Supreme Court of Utah.

January 20, 1961.

Grover A. Giles, County Atty., Louis M. Haynie and Gerald E. Nielson, Asst. County Attys., Salt Lake City, for appellants.

Moffat, Iverson & Elggren, Robert Rees Dansie, James P. Cowley, Warwick C. Lamoreaux, Paul F. Potter, Salt Lake City, for intervenors.

Pugsley, Hayes, Rampton & Watkiss, Salt Lake City, for respondent.

CROCKETT, Justice.

Salt Lake County appeals from an order of the district court directing the County Commission to adopt an amendment to the county zoning ordinances which would change the classification from residential (R-2) to commercial (C-2) on a tract of land owned by plaintiff.

The plaintiff, Gayland corporation, made application to the Salt Lake County Planning Commission[1] for the reclassification of 18 acres of land upon which it desired to construct a shopping center in the locality of 1300 East and 5600 South. That Commission, with the consent of the plaintiff, reduced the amount of land to be reclassified from 18 to 10 acres and recommended to the County Commission that the application, as amended, be approved.

The County Commission, after due notice, conducted a public hearing. Numerous persons appeared both in favor of and in opposition to the proposed reclassification, after which the Commission took it under advisement and ultimately denied the application. Plaintiff then brought an action against the County Commission which resulted in the appealed-from order directing the county commissioners to adopt the ordinance to reclassify the property.

In connection with this appeal a number of persons who opposed the reclassification at the Commission hearing, but who were not parties to, and made no appearance in, the district court proceedings, seek to intervene and have the case remanded for a new trial claiming that they had no notice of the trial and that their rights were not adequately protected. In view of our disposition of the case, we do not deem it necessary to consider this petition for intervention.

The plaintiff contends initially that the Salt Lake County Commission cannot pass a valid zoning ordinance because it has not yet adopted a master plan;[2] and second, that even if it could, its action denying the reclassification sought by plaintiff is invalid because it is a capricious and arbitrary infringement on their property rights.

The power to zone unincorporated territory in counties is vested in the boards of county commissioners by Sec. 17-27-1, U.C.A. 1953. Succeeding sections provide for the appointment of a planning commission, the adoption of a master plan and additional details on specific matters which may be regulated. But it is to be noted that nowhere in the act is there any express requirement that a master plan be adopted before zoning ordinances can be passed. Undoubtedly it is desirable that this be done as early as possible so that zoning can be carried out in accordance with some systematic design. But there are good reasons why interim zoning should not have to wait until that is accomplished.

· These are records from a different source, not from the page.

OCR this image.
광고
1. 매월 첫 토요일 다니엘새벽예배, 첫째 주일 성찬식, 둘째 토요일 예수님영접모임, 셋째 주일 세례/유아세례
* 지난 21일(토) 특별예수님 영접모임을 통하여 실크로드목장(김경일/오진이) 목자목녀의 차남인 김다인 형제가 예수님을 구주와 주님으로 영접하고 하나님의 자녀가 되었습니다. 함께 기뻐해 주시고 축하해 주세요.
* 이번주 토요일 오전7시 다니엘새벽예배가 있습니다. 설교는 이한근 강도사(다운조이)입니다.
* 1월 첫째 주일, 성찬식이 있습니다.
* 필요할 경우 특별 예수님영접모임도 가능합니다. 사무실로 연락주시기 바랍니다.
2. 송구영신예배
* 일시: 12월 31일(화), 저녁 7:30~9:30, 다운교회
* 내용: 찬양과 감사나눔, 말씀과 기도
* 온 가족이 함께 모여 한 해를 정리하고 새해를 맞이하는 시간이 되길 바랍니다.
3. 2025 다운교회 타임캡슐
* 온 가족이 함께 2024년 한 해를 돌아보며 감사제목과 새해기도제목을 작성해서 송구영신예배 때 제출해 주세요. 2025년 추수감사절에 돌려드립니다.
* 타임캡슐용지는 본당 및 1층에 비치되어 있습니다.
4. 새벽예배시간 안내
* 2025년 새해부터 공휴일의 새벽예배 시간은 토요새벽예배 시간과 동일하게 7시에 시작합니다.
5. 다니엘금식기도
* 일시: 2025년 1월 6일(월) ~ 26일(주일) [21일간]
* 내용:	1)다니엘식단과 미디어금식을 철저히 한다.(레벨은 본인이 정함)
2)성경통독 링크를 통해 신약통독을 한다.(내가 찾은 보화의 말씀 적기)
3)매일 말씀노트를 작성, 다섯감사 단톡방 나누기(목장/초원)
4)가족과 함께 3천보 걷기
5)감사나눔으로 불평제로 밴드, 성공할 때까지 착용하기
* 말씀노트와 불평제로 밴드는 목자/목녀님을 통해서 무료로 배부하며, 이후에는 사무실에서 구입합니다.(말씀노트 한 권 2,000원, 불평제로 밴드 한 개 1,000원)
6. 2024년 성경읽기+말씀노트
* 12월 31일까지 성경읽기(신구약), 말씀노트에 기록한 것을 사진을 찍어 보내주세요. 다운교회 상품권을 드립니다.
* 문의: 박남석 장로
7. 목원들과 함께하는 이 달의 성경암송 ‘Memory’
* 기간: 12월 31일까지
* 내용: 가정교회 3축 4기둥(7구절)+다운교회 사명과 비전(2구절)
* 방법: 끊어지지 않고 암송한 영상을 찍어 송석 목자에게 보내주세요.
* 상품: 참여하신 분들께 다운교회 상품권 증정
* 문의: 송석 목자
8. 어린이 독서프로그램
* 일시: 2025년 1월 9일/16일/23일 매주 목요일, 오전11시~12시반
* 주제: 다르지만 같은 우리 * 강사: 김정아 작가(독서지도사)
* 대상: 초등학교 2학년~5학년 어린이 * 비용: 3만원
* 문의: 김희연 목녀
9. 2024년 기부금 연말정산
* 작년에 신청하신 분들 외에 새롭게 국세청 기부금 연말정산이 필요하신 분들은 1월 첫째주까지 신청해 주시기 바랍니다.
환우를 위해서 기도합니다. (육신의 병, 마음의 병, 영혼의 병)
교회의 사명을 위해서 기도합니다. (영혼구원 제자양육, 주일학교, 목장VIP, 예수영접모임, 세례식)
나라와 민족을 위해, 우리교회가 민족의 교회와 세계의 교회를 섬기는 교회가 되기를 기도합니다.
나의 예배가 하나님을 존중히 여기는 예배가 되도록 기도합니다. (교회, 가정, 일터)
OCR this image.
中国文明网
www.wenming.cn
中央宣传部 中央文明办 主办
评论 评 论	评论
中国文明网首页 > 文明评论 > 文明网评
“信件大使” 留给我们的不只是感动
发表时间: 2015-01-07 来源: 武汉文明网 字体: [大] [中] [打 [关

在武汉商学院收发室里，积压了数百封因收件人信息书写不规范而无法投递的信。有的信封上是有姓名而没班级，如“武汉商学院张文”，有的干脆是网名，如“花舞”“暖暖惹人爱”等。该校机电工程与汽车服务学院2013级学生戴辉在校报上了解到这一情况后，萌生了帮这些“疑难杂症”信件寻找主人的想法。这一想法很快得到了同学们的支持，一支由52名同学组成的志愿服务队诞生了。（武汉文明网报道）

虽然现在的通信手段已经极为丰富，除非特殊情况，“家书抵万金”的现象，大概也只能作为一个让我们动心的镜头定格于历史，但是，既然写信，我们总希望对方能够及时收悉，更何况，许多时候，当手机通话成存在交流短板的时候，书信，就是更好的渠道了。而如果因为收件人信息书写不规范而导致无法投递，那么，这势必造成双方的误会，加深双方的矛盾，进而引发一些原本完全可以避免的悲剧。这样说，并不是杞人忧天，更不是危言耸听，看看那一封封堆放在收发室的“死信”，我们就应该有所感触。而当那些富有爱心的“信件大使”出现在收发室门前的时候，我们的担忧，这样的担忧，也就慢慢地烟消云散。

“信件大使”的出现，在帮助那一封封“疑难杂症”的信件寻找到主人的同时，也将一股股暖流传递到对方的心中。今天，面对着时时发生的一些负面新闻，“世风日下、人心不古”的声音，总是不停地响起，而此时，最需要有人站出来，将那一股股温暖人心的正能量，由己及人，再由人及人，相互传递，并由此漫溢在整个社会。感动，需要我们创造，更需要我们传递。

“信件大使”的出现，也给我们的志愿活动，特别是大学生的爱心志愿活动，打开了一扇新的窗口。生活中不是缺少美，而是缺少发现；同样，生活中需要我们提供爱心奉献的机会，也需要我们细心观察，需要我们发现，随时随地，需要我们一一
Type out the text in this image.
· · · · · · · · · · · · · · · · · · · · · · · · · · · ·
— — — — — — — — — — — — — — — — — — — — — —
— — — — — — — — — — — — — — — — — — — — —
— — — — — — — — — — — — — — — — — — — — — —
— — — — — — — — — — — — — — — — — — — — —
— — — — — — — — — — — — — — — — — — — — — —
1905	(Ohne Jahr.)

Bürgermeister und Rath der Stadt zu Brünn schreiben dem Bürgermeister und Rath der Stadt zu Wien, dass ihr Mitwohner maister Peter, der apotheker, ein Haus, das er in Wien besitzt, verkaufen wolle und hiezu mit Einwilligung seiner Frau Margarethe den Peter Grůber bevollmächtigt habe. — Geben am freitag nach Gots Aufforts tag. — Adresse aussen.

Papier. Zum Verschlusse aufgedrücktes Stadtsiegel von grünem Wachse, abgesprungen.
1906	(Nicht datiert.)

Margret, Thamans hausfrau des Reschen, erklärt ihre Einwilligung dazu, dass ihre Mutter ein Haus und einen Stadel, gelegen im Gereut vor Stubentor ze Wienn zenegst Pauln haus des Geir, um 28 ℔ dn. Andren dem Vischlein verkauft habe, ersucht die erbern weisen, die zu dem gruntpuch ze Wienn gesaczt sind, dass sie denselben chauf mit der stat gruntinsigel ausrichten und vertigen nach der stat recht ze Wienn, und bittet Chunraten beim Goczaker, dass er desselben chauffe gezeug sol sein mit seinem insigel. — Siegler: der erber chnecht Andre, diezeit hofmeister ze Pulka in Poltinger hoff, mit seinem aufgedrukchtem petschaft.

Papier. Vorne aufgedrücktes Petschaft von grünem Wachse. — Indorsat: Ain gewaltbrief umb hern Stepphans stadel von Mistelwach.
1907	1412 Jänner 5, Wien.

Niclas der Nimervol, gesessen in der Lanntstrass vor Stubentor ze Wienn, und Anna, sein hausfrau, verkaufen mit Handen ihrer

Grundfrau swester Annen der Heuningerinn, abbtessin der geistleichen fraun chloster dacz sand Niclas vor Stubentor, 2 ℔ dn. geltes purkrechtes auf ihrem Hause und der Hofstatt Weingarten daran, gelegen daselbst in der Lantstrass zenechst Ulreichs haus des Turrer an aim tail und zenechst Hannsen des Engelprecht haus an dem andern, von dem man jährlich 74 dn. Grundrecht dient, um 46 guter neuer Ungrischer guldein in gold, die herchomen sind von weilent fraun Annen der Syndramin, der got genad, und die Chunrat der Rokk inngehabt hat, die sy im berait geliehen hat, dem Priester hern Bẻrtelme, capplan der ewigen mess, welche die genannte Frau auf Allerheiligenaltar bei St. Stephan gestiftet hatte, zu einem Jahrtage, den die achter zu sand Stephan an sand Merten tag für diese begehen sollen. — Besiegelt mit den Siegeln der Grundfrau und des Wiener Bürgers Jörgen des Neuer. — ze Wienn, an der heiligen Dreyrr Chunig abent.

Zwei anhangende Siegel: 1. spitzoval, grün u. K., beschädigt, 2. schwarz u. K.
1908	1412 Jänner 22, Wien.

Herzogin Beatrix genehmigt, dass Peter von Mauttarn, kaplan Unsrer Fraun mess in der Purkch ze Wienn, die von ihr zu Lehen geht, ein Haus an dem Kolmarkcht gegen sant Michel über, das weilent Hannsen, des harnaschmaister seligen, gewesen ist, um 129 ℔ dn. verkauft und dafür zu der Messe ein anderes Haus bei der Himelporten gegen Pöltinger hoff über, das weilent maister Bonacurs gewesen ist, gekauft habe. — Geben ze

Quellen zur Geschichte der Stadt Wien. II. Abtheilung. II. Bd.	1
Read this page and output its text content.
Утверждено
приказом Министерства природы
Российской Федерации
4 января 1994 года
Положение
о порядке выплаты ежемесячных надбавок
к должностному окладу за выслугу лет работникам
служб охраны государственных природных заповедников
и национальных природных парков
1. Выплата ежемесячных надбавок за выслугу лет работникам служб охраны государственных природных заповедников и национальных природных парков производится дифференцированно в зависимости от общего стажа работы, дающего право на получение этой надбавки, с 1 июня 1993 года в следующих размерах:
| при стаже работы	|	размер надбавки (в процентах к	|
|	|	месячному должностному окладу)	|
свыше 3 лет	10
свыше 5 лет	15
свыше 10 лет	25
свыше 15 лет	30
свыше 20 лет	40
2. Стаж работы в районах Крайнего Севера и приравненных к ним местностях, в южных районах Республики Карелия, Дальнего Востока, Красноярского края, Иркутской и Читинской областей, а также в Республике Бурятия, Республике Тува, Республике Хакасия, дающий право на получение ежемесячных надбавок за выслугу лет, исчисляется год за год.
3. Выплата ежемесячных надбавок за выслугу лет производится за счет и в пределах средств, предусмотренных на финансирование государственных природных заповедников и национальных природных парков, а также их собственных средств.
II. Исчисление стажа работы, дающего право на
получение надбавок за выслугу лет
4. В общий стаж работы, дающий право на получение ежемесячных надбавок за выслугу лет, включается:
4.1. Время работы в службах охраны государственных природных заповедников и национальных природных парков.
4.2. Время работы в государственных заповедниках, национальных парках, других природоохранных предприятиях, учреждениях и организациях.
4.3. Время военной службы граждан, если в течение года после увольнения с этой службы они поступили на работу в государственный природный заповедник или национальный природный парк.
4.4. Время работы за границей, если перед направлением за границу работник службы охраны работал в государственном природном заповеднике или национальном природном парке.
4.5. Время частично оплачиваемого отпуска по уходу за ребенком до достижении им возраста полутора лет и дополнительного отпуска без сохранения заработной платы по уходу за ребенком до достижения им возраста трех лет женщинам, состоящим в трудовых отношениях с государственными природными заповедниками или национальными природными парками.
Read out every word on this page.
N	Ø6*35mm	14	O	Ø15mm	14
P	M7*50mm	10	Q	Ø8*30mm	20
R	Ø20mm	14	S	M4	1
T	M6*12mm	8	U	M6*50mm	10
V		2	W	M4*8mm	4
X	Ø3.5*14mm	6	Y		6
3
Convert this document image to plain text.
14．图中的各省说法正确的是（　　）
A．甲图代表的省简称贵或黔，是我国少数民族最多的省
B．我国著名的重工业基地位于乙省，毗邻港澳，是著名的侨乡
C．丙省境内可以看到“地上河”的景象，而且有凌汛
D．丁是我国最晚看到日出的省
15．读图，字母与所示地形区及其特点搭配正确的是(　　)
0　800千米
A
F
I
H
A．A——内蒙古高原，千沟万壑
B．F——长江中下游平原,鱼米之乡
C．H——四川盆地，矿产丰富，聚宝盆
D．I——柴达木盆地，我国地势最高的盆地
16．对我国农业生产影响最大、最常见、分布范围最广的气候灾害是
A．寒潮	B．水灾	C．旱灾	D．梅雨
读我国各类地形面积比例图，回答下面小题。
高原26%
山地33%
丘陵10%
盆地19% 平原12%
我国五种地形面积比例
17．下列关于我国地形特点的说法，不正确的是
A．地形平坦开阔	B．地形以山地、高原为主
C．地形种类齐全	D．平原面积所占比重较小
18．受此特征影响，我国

As the name indicates, a master plan would have to be comprehensive, and the preparation of its details may be unavoidably slow; and the rate of growth or its pattern may change from time to time. If no zoning regulation were possible until the master plan was completed and adopted, in counties where fast growth was occurring, it might do so in an incongruous and uncontrolled manner which the planning commission would find it difficult or perhaps impossible to keep abreast of, or to devise a master plan that would be of much benefit; and thus the whole purpose of effective zoning might be frustrated. These practical considerations sustain our conclusion that the legislature acted advisedly in not expressly providing that no zoning could be done prior to the adoption of a master plan and that such was not its intention. In the absence of such a limiting provision, we can see no reason why the general delegation of power to zone should be so restricted.

In support of its contention that the refusal to approve its application was an arbitrary deprivation of its property rights, plaintiff argues that the Commission improperly heard, considered and based its determination on protests and representations voiced by people representing jealous business interests in the general area. We do not see any impropriety in the Commission receiving and taking into account any information they had to offer bearing on the problem under consideration.

It is important to keep in mind that such a hearing is not of the same character as a trial, nor even of an administrative hearing or other legal proceeding, and is not limited by formal rules of procedure or evidence as they are. In pursuing its authority to zone the county the Commission is performing a legislative function.[3] It has the responsibility of advising itself of all pertinent facts as a basis for determining what is in the public interest in that regard. For this reason it is entirely appropriate to hold public hearings and to allow any interested parties it desires to give information and to present their ideas on the matter. But this is by no means the only source from which the commissioners may obtain such information. From the fact that they hold such public offices it is to be assumed that they have wide knowledge of the various conditions and activities in the county bearing on the question of proper zoning, such as the location of businesses, schools, roads and traffic conditions, growth in population and housing, the capacity of utilities, the existing classification of surrounding property, and the effect that the proposed reclassification may have on these things and upon the general orderly development of the county. In performing their duty it is both their privilege and obligation to take into consideration their own knowledge of such matters and also to gather available pertinent information from all possible sources and give consideration to it in making their determination.

In zoning, as in any legislative action, the functioning authority has wide discretion. Its action is endowed with a presumption of validity; and it is the court's duty to resolve all doubts in favor thereof and not to interfere with the Commission's action unless it clearly appears to be beyond its power;[4] or is unconstitutional for some such reason as it deprives one of property without due process of law, or capriciously and arbitrarily infringes upon his rights therein, or is unjustly discriminatory.[5] The burden was upon the plaintiff to show that the Commission's action was suffused with one or more of those faults, which burden has not been sustained. Even though it be true that information was presented at the hearing which would have justified the Commission in amending the zoning ordinance as advocated, it is also true that the situation presented can be so viewed as to point to the conclusion that the action taken was reasonable and proper. Under such circumstances it was not the prerogative of the court to substitute its judgment for that of the Commission.[6]

For the reasons hereinabove stated the decree of the trial court directing the County Commission to adopt the zoning ordinance proposed by the plaintiff is set aside. No costs awarded.

WADE, C.J., and HENRIOD, McDONOUGH and CALLISTER, JJ., concur.

NOTES

[1] Secs. 17-27-2 to 17-27-14, U.C.A. 1953, for provisions on planning commission, its appointment, duties and powers.

[2] Secs. 17-27-5, 6, U.C.A. 1953, set forth the purposes of the master plan and the procedure for adopting it.

[3] Walton v. Tracy Loan & Trust Co., 97 Utah 249, 92 P.2d 724; rule cited and approved in Dowse v. Salt Lake City Corp., 123 Utah 107, 110, 255 P.2d 723.

[4] State Water Pollution Control Board v. Salt Lake City, 6 Utah 2d 247, 311 P.2d 370; Newcomb v. Ogden City Public School Teachers' Retirement Commission, 121 Utah 503, 243 P.2d 941.

[5] Phi Kappa Iota Fraternity v. Salt Lake City, 116 Utah 536, 212 P.2d 177.

[6] That wisdom of legislative action is not for courts to consider see Parkinson v. Watson, 4 Utah 2d 191, 291 P.2d 400.